O CPAP (Continuous Positive Airway Pressure) funciona mantendo um fluxo contínuo de ar pressurizado, impedindo o colapso das vias aéreas durante o sono.

Ele é considerado o tratamento padrão-ouro, especialmente para apneia moderada e grave, porque:

  • Reduz quase totalmente os eventos respiratórios
  • Normaliza a oxigenação
  • Protege o coração e o cérebro

Do ponto de vista fisiológico, é altamente eficaz.

Então por que tantas pessoas não se adaptam ao CPAP?

Apesar da eficácia, a adesão ao CPAP é um desafio real. Estudos mostram taxas de abandono relevantes ao longo do tempo.

As queixas mais comuns incluem:

  • Desconforto com a máscara
  • Sensação de claustrofobia
  • Ressecamento nasal
  • Ruído do aparelho
  • Dificuldade para dormir em viagens

Quando o uso não é regular, os benefícios clínos se perdem.

O que é o aparelho intraoral para apneia do sono?

O aparelho intraoral para ronco e apneia é um dispositivo colocado na boca durante o sono, semelhante a uma placa odontológica.

Ele atua promovendo o avanço da mandíbula, o que:

  • Traciona a língua para frente
  • Aumenta o espaço da via aérea
  • Reduz o colapso da faringe

O efeito é mecânico, direto e contínuo durante o sono.

Apneia do sono: o aparelho intraoral pode substituir o CPAP?

A resposta correta é: depende do caso.

Segundo diretrizes da American Academy of Sleep Medicine, o aparelho intraoral é:

  • Indicado como primeira opção em apneia leve
  • Alternativa válida em apneia moderada
  • Opção para quem não tolera o CPAP

Em casos de apneia grave, o CPAP continua sendo a primeira escolha, mas o aparelho intraoral pode ser considerado quando há baixa adesão.

O que dizem as evidências científicas?

Estudos publicados no PubMed mostram que o aparelho intraoral:

  • Reduz o índice de apneia-hipopneia (IAH)
  • Melhora a oxigenação em muitos pacientes
  • Reduz ronco e despertares noturnos
  • Apresenta maior adesão a longo prazo

Em alguns perfis, o controle clínico com aparelho intraoral é comparável ao CPAP, justamente porque o paciente consegue usá-lo todas as noites.

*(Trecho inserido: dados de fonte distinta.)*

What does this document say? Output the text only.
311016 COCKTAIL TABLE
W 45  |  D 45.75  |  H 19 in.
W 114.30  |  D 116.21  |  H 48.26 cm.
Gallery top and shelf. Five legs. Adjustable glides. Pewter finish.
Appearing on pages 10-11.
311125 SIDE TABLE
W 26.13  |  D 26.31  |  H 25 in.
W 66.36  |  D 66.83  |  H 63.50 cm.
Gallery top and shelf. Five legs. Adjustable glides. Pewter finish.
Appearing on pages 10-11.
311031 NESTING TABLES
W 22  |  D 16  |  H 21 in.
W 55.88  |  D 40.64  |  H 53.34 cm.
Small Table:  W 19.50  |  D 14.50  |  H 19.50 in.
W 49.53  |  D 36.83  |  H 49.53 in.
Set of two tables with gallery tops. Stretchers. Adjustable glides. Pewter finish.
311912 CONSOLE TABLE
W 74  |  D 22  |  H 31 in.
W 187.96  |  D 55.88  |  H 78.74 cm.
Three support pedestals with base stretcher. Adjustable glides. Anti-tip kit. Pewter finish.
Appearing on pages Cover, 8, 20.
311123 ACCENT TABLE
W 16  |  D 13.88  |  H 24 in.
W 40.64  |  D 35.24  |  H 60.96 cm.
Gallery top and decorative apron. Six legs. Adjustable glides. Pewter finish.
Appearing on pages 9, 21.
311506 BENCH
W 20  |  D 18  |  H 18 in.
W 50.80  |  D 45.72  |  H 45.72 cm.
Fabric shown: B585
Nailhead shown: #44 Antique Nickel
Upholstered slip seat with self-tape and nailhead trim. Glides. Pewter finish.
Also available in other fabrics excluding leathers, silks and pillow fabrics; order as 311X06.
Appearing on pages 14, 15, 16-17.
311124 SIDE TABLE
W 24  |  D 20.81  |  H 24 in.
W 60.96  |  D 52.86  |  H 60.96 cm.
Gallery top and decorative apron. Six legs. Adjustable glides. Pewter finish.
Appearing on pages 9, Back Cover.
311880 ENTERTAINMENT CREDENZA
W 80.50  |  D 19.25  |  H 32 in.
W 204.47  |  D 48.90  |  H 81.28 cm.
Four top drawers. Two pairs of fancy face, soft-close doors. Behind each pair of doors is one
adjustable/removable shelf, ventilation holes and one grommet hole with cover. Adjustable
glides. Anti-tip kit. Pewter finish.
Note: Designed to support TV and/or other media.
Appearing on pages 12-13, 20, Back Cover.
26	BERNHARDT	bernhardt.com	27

Quem se beneficia mais do aparelho intraoral?

Os melhores candidatos costumam ser:

  • Pacientes com apneia leve ou moderada
  • Pessoas com retrognatismo (mandíbula mais retraída)
  • Indivíduos que roncam intensamente
  • Pacientes que não se adaptaram ao CPAP

A avaliação deve ser individualizada e baseada em exame clínico e polissonografia.

O aparelho intraoral trata os riscos cardiovasculares?

Quando o aparelho intraoral reduz efetivamente os eventos respiratórios, ele também reduz a hipóxia noturna, o que impacta positivamente o risco cardiovascular.

Não é apenas o tipo de tratamento que importa, mas o controle real da apneia ao longo do tempo.

O aparelho intraoral substitui totalmente o CPAP?

Em alguns casos, sim.
Em outros, ele funciona como alternativa ou complemento.

O mais importante é entender que não existe solução única para todos. O melhor tratamento é aquele que o paciente consegue usar de forma contínua e eficaz.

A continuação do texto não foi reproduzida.